Selon la Croix-Rouge qui fournit une aide aux quelque 700 personnes venues trouver refuge dans les locaux du cours secondaire de Birnin Ruwa, les déplacés ont un besoin urgent de nourriture et d’assistance médicale.
A Birnin Ruwa, le chef du village, Muhammadu Ruwa, a déclaré que plus de la moitié des 98 personnes portées disparues juste après l’inondation ont été retrouvées dans différents abris. Il espère également que ceux qui manquent encore à l’appel seront retrouvés.
Outre les maisons, les inondations ont détruit plusieurs hectares de cultures et certaines personnes ont perdu toute leur récolte de l’année.
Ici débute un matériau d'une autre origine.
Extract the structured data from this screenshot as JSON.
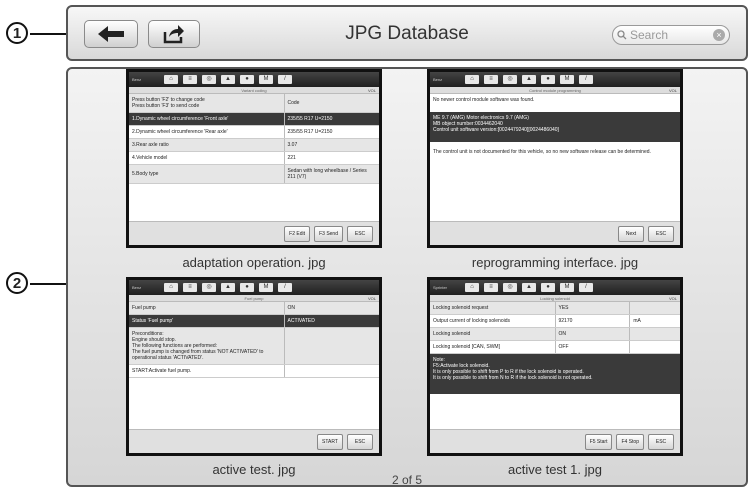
{
  "callouts": {
    "one": "1",
    "two": "2"
  },
  "toolbar": {
    "title": "JPG Database",
    "search_placeholder": "Search",
    "back_icon": "back-arrow-icon",
    "share_icon": "share-icon",
    "clear_icon": "clear-icon"
  },
  "thumbnails": [
    {
      "caption": "adaptation operation. jpg",
      "subtitle": "Variant coding",
      "header": [
        "Press button 'F2' to change code\nPress button 'F3' to send code",
        "Code"
      ],
      "rows": [
        [
          "1.Dynamic wheel circumference 'Front axle'",
          "235/55 R17 U=2150"
        ],
        [
          "2.Dynamic wheel circumference 'Rear axle'",
          "235/55 R17 U=2150"
        ],
        [
          "3.Rear axle ratio",
          "3.07"
        ],
        [
          "4.Vehicle model",
          "221"
        ],
        [
          "5.Body type",
          "Sedan with long wheelbase / Series 211 (V7)"
        ]
      ],
      "buttons": [
        "F2 Edit",
        "F3 Send",
        "ESC"
      ]
    },
    {
      "caption": "reprogramming interface. jpg",
      "subtitle": "Control module programming",
      "line1": "No newer control module software was found.",
      "block": "ME 9.7 (AMG) Motor electronics 9.7 (AMG)\nMB object number:0034462040\nControl unit software version:[0024479240][0024486040]",
      "line2": "The control unit is not documented for this vehicle, so no new software release can be determined.",
      "buttons": [
        "Next",
        "ESC"
      ]
    },
    {
      "caption": "active test. jpg",
      "subtitle": "Fuel pump",
      "rows": [
        [
          "Fuel pump",
          "ON"
        ],
        [
          "Status 'Fuel pump'",
          "ACTIVATED"
        ]
      ],
      "preconditions": "Preconditions:\n Engine should stop.\n The following functions are performed:\n The fuel pump is changed from status 'NOT ACTIVATED' to operational status 'ACTIVATED'.",
      "start_line": "START:Activate fuel pump.",
      "buttons": [
        "START",
        "ESC"
      ]
    },
    {
      "caption": "active test 1. jpg",
      "subtitle": "Locking solenoid",
      "rows": [
        [
          "Locking solenoid request",
          "YES",
          ""
        ],
        [
          "Output current of locking solenoids",
          "92170",
          "mA"
        ],
        [
          "Locking solenoid",
          "ON",
          ""
        ],
        [
          "Locking solenoid [CAN, SWM]",
          "OFF",
          ""
        ]
      ],
      "note": "Note:\n F5:Activate lock solenoid.\n It is only possible to shift from P to R if the lock solenoid is operated.\n It is only possible to shift from N to R if the lock solenoid is not operated.",
      "buttons": [
        "F5 Start",
        "F4 Stop",
        "ESC"
      ]
    }
  ],
  "pager": {
    "label": "2 of 5"
  }
}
Les puits sur lesquels les populations comptaient pour leur consommation en eau potable ont également été pollués.
Les vannes de sécurité censées laisser s’écouler l’eau du réservoir n’ont pas fonctionné correctement alors que le niveau du barrage avait atteint sa cote d’alerte à la suite de très fortes pluies, a expliqué un agent du service des eaux de Zamfara chargé du fonctionnement du barrage approvisionnant la ville de Gusau en eau.
L’Etat de Zamafara se trouve dans la région relativement aride du Sahel où des pluies torrentielles tombent entre les mois d’août et octobre, provoquant souvent de graves inondations. Les inondations qui se sont produites récemment dans le Conseil régional de Shagari de l’Etat de Sokoto, au nord de Zamfara, ont également fait des centaines de déplacés et détruit de nombreuses récoltes.